Blog ›Tech Talk Series

By Vladimir Schreiner

Vladimir is a product manager with an engineering background and deep expertise in stream processing and real-time data pipelines. Ten years of building internal software platforms and development infrastructure have made him passionate about new technologies and finding ways to simplify data processing. Vladimir co-authored two white papers on the topic: Understanding Stream Processing: Fast Processing of Infinite and Big Data, and A Reference Guide to Stream Processing. His tutorial video on stream processing and real-time data pipelines discusses the building blocks of a stream processing pipeline and demonstrates how developers can write a full-blown streaming pipeline in less than a hundred lines of Java code for a variety of applications. Vladimir is also a lecturer with the Czechitas Foundation, whose mission is to inspire women and girls to explore the world of information technology. Czechitas Foundation teaches coding in various programming languages, software testing, and data analysis.

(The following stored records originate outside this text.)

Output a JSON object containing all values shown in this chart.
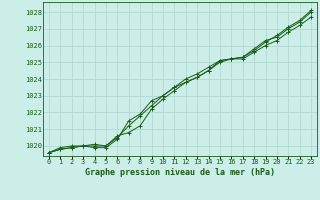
{
  "title": "Graphe pression niveau de la mer (hPa)",
  "bg_color": "#cceee8",
  "grid_color": "#aad4cc",
  "line_color": "#1a5c1a",
  "xlim": [
    -0.5,
    23.5
  ],
  "ylim": [
    1019.4,
    1028.6
  ],
  "yticks": [
    1020,
    1021,
    1022,
    1023,
    1024,
    1025,
    1026,
    1027,
    1028
  ],
  "xticks": [
    0,
    1,
    2,
    3,
    4,
    5,
    6,
    7,
    8,
    9,
    10,
    11,
    12,
    13,
    14,
    15,
    16,
    17,
    18,
    19,
    20,
    21,
    22,
    23
  ],
  "line1": [
    1019.6,
    1019.8,
    1019.9,
    1020.0,
    1019.9,
    1019.9,
    1020.4,
    1021.5,
    1021.9,
    1022.7,
    1023.0,
    1023.5,
    1024.0,
    1024.3,
    1024.7,
    1025.1,
    1025.2,
    1025.3,
    1025.8,
    1026.3,
    1026.5,
    1027.0,
    1027.4,
    1028.0
  ],
  "line2": [
    1019.6,
    1019.8,
    1019.9,
    1020.0,
    1020.0,
    1020.0,
    1020.5,
    1021.2,
    1021.8,
    1022.4,
    1023.0,
    1023.5,
    1023.8,
    1024.1,
    1024.5,
    1025.1,
    1025.2,
    1025.2,
    1025.6,
    1026.0,
    1026.3,
    1026.8,
    1027.2,
    1027.7
  ],
  "line3": [
    1019.6,
    1019.9,
    1020.0,
    1020.0,
    1020.1,
    1020.0,
    1020.6,
    1020.8,
    1021.2,
    1022.2,
    1022.8,
    1023.3,
    1023.8,
    1024.1,
    1024.5,
    1025.0,
    1025.2,
    1025.3,
    1025.7,
    1026.2,
    1026.6,
    1027.1,
    1027.5,
    1028.1
  ]
}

View all blogs by the author

Apr 1, 2020

Back to Blog

Tech Talk Series

Tech conferences and meetups have been canceled or postponed across the world. To make the situation a little bit more pleasing for everybody who misses them, Hazelcast has started a series of virtual tech meetups.

Please join us on Thursdays, starting April 2nd. Always at 3:30pm CET/ 7:30am PDT / 10:30am EDT / 2:30pm GMT.

The list of topics:

Streaming in the world of legacy applications (Vladimir Schreiner)

Date: Thursday, April 2, 2020

Recording: https://youtu.be/LzuRPXUrQZA

A practical introduction to CDC (Change Data Capture). Architecture, trade-offs, tooling, and demos.

There are common themes when people describe their reasons for rearchitecting legacy business applications at a technical level: Speed & Scalability. At a business level: The need to gain new real-time insights. These legacy applications commonly center around some central datastore, such as a relational database. Moving away from this architecture requires massive migration effort. The costs and risks associated with such an effort can sometimes be prohibitive for business owners, you can’t just rip out your relational database.

A lower risk, gradual transition to a target architecture, often wins the day. Streaming, Caching & CDC technologies are vital tools for this journey. CDC (Change Data Capture) can turn your legacy data stores into streaming sources. Modern caching technologies can host data in a way that provides speed and scalability, and finally, streaming acts as the glue that can drive new use cases as well as bridging the old.

Machine Learning at Scale using distributed stream processing (Marko Topolnik)

Date: Thursday, April 9, 2020

Recording: https://youtu.be/acDl6_c44ro

The capabilities of machine learning are now pretty well understood, and there are great tools to do data science and construct models that answer nontrivial questions about your data. These tools are mostly used in Python.

The key new challenge is making the trained prediction model usable in real time, while the user is interacting with your software. Getting answers from an ML model (this is called inference) takes a lot of CPU and must be done at serious scale. The ML tools are optimized mainly for batch-processing a lot of data at once, and often the implementations aren’t parallelized.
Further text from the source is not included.